PITTSBURGH, Pa. – It’s no longer taboo for males to bling it up. But even the man who won’t wear anything bolder than a watch knows that jewelry sends a message.
In the past, stereotypes weighed men down. Hippies of the 1960s were all about leather. Braided necklaces and thick cuffs were popular accessories for a generation of individualists sporting ponytails, mustaches and tunics. In the ’70s, the heavy gold ID bracelet was a favorite of wise guys and wannabes while ’80s rock musicians added metal studs to leather armbands for a more menacing look. In the ’90s, rappers were all in when it came to thick gold chains, and professional athletes began sporting diamond earrings the size of small planets.
Men’s baubles often are a way of saying, “I am unconventional.”
Today “bracelets are probably the most popular choice in men’s jewelry next to a watch,” says Amie Guarino of Louis Anthony Jewelers in Pittsburgh. “Men are often hesitant to accessorize with jewelry simply because they are not used to wearing it. Believe me, men want to express themselves, too!”

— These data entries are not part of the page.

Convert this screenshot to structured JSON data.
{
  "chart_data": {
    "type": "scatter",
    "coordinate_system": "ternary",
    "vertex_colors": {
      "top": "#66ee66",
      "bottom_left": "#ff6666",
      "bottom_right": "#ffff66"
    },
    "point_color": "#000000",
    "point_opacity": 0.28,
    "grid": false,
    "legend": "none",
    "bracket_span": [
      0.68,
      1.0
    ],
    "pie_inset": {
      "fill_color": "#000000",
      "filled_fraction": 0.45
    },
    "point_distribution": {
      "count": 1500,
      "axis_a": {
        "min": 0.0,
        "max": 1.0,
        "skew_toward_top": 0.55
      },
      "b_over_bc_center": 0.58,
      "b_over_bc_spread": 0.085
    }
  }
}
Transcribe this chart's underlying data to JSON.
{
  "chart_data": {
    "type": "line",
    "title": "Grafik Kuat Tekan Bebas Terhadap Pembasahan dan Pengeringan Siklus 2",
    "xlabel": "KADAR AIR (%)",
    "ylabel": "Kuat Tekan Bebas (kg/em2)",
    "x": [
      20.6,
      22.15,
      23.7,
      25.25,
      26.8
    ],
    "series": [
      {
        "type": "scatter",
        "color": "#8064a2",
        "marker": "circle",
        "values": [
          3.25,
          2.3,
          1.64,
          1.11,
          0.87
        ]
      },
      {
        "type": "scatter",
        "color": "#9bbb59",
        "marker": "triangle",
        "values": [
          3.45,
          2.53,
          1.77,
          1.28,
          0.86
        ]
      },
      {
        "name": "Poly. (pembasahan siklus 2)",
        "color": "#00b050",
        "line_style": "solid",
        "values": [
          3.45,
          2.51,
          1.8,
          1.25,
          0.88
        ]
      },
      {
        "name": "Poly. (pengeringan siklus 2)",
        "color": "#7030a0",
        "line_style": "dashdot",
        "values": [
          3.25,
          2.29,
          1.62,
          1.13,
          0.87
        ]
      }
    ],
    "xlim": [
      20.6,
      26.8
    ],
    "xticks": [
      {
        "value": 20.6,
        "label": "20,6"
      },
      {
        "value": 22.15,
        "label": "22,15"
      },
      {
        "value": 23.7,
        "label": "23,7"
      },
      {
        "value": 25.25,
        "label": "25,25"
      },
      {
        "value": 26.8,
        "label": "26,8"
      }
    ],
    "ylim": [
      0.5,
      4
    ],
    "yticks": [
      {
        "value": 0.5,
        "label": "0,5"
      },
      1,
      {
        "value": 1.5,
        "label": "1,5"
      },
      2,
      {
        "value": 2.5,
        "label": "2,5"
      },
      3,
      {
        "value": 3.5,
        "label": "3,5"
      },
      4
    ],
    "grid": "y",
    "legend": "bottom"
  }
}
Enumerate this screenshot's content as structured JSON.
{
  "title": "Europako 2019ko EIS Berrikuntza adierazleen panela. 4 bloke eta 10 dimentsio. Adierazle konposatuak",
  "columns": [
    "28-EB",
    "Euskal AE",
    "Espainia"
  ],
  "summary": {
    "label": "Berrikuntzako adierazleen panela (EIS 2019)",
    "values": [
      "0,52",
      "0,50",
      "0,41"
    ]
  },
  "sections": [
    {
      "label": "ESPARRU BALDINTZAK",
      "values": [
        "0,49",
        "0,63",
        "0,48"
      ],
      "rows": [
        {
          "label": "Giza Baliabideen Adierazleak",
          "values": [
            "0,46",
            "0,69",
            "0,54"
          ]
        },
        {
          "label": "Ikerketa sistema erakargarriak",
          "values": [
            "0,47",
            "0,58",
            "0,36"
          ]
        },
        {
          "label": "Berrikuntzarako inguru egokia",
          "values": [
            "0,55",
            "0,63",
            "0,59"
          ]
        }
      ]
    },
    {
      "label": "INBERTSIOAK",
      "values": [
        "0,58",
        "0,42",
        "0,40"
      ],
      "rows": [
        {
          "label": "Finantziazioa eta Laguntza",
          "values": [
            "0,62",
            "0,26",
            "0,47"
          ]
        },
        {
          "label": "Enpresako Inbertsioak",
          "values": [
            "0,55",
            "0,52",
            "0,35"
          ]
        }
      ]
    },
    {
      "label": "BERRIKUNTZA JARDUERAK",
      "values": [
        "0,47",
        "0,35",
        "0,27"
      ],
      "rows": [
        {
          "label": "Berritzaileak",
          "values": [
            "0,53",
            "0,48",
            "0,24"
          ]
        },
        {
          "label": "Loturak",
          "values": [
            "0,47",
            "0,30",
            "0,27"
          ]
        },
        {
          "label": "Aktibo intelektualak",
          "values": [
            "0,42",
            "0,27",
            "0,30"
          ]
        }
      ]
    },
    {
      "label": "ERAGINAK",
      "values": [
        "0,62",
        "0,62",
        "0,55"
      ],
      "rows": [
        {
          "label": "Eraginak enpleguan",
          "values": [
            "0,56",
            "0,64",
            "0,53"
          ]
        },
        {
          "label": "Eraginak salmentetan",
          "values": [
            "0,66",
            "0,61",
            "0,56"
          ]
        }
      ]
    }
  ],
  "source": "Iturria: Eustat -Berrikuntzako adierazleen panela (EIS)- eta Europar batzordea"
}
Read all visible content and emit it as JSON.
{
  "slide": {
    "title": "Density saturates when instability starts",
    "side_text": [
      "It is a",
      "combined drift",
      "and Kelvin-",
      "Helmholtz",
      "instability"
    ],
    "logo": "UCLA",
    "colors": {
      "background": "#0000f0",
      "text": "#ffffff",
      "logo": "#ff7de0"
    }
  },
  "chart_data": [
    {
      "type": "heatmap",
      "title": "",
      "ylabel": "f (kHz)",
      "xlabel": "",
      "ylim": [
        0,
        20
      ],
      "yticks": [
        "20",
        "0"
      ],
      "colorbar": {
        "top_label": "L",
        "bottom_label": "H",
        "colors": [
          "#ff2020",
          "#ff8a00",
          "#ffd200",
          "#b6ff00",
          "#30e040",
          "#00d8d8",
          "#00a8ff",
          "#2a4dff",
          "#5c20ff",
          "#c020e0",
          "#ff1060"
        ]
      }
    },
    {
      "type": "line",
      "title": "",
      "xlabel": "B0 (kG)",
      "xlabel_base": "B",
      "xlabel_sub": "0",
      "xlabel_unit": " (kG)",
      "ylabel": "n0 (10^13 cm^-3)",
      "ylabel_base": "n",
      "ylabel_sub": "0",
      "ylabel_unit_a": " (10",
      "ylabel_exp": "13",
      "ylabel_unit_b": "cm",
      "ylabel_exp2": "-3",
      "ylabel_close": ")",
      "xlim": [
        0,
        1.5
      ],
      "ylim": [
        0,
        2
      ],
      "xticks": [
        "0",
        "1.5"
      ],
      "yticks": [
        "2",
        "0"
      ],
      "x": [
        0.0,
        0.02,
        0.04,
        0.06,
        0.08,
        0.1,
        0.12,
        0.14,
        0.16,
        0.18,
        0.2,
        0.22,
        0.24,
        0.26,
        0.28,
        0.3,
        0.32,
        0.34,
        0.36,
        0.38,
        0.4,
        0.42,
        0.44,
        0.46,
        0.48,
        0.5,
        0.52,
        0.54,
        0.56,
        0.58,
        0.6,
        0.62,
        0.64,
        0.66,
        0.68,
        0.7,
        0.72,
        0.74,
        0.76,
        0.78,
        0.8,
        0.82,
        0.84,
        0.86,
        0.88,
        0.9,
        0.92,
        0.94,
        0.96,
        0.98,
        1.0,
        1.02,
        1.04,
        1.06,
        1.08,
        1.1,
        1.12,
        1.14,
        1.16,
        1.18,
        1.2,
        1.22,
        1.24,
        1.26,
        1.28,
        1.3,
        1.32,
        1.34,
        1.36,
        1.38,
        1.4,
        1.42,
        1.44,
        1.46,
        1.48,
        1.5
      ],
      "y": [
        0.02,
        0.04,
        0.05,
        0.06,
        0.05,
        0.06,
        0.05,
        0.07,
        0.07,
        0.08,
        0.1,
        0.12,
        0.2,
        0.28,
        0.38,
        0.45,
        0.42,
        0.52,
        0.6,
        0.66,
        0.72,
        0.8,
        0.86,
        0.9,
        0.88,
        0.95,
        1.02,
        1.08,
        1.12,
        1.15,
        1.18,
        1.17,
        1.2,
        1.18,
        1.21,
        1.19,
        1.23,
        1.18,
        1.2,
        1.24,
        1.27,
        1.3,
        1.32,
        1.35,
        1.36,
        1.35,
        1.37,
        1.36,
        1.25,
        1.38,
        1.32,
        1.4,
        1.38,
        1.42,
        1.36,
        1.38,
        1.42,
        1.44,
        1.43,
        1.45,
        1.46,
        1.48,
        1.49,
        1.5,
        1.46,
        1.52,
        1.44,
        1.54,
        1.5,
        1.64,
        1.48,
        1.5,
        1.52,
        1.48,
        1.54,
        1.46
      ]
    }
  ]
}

Stephen Colbert of Comedy Central’s “Colbert Report” would agree. After injuring his wrist during a pre-show warm-up, he created the red rubber “Wrist Strong” bracelet. The Colbert bump pushed male bracelet wearing into the mainstream.
“I started wearing a silver cuff Lord’s Prayer bracelet on my right wrist two months ago and I never take it off,” notes John Henne of Pittsburgh’s Henne Jewelers. “I get as many compliments on it as I do for my best watch.”
The bracelet as masculine ornamentation is a trend that has been growing since Lance Armstrong’s yellow Live Strong bands. Bracelets that stand for something other than personal success seem to have opened the door to wrist wear that doesn’t just tell time or warn of a medical malady.
“I think wanting to accentuate their look with fine jewelry and watches is the natural progression in men’s fashion,” said David Gordon of Orr’s Jewelers, which carries the John Hardy beaded bracelet among others.
For guys who are still struggling with the image thing, there are stepping stones. Jawbone and Fitbit are basically pedometers that track your every step. Then there is the Survival Strap, which winds 16 to 24 feet of paracord into a patterned bracelet. Besides coming in many color combinations, it can be unwound to help snare a rabbit for dinner in the event of a sudden apocalypse. Seriously, if you need a length of cord, it is right there.
Bracelets that help others are also popular. Rachel’s Cure by Design is the brainchild of Rachel Tobin, a Pittsburgh native. She was diagnosed with Type 1 diabetes at age 12 and started beading bracelets to raise money for the Juvenile Diabetes Research Foundation. She is now 20 with ambitions to go to medical school.
All of her merchandise is available online. A portion of every purchase benefits diabetes research and is donated to the Western Pennsylvania chapter of JDRF. She has raised more than $65,000 toward her immediate goal of $100,000.
“Men accessorize. They might not describe it like that, but something as small as a bracelet can say a lot about a man,” says Tobin.
Jeweler David Yurman believes that men in the creative arts have helped make bracelets cool.
“I notice it in the music industry the most,” he says. “I know a couple of auto mechanics out in Brooklyn who do great work and they wear bracelets. All the hipsters have them – baseball players, Wall Streeters. Buddhist beads and strings. Basically it’s a little peacocking. It says, ‘I look good.’ “I think we are in the Cole Porter era now (with jewelry) – anything goes.”